Он ничего не ответил.
— И стоять нам так до скончания веков, — пробормотала с нескрываемым недовольством. Но затем, подумав, устало добавила: — Или пока за мной Вихо не явится.
Роутег отмер в то же мгновение. Его глаза сузились еще сильнее, обозначились желваки от с трудом сдерживаемого гнева, и оборотень прорычал:
— Я бы не стал на это рассчитывать!
Я бы вообще не хотела на это рассчитывать, но, зная Вихо, даже сомневаться не приходилось в том, что меня заберут отсюда, причем довольно скоро.
— Рассчитывай, не рассчитывай, но Вихо всегда получает то, чего хочет, — тихо сказала я.
Роутег вдруг улыбнулся. Правда, улыбка гораздо больше походила на оскал, но затем оборотень стал совершенно серьезен и хрипло произнес:
— Вихо не получит тебя. Никогда. Уже никогда.

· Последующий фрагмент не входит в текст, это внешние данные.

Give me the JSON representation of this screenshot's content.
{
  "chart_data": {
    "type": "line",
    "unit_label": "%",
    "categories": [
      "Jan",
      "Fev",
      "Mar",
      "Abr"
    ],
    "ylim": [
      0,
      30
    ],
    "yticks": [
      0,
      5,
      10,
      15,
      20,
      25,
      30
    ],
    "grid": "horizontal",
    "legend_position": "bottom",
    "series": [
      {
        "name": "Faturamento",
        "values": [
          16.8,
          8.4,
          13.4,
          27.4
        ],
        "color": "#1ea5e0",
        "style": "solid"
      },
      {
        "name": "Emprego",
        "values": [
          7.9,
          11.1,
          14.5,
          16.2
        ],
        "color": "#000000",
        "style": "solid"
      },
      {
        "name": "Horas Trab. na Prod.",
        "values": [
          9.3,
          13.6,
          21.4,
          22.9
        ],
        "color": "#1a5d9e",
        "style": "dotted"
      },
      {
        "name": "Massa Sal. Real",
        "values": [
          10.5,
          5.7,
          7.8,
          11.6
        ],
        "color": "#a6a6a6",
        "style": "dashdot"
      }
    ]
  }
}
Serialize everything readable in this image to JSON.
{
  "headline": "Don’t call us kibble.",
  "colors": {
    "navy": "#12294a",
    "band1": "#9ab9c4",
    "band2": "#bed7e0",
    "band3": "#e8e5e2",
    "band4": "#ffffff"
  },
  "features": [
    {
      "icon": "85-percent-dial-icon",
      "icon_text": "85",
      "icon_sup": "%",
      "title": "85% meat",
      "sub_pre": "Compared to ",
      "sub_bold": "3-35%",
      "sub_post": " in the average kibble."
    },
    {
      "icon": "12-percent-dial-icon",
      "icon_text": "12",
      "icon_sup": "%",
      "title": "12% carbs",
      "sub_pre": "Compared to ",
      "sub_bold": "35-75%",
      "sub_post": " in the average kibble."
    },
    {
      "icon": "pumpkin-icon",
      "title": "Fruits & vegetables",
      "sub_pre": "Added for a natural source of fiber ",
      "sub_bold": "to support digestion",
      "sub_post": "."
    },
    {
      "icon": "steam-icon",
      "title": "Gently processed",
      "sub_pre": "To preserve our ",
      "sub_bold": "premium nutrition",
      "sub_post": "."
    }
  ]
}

Я улыбнулась. Я бы вообще рассмеялась, но были опасения, что смех перерастет в истерику и все закончится слезами и рыданиями, а я свое уже отревела, хватит с меня. Так что просто покивала, всем своим видом демонстрируя, насколько «верю» его заявлению, и совсем устало спросила:
— Зайти уже можно или как?
И тут Роутег неожиданно шагнул ко мне. Всего один шаг, но оборотень вдруг оказался пугающе близко. Его серо-серебристые глаза, полыхающие тусклым желтым сиянием, затмили огромный дом с колоннами, яркое синее небо, зелень прилегающего сада… Они затмили все, приковав мой испуганный взгляд и заставив сердце учащенно биться от неясной, практически неосознанной, но стремительно нарастающей тревоги. В этот миг время остановилось… И мир остановился тоже, растворившись на границе осознанности…
Внезапно с шумом упал мой рюкзак, больно ударив по ноге.
Я вскрикнула и отпрянула, Роутег остался стоять на месте и даже не пошевелился за все время, пока я подхватывала рюкзак, выпавшие из него три упаковки жевательной резинки, ручку и блокнот. И когда поднялась, вновь накидывая лямку на плечо, он все так же продолжал стоять на месте, будто громом пораженный.
Затем сглотнул и произнес:
— Дай руку.
— Еще раз? — скептически поинтересовалась я.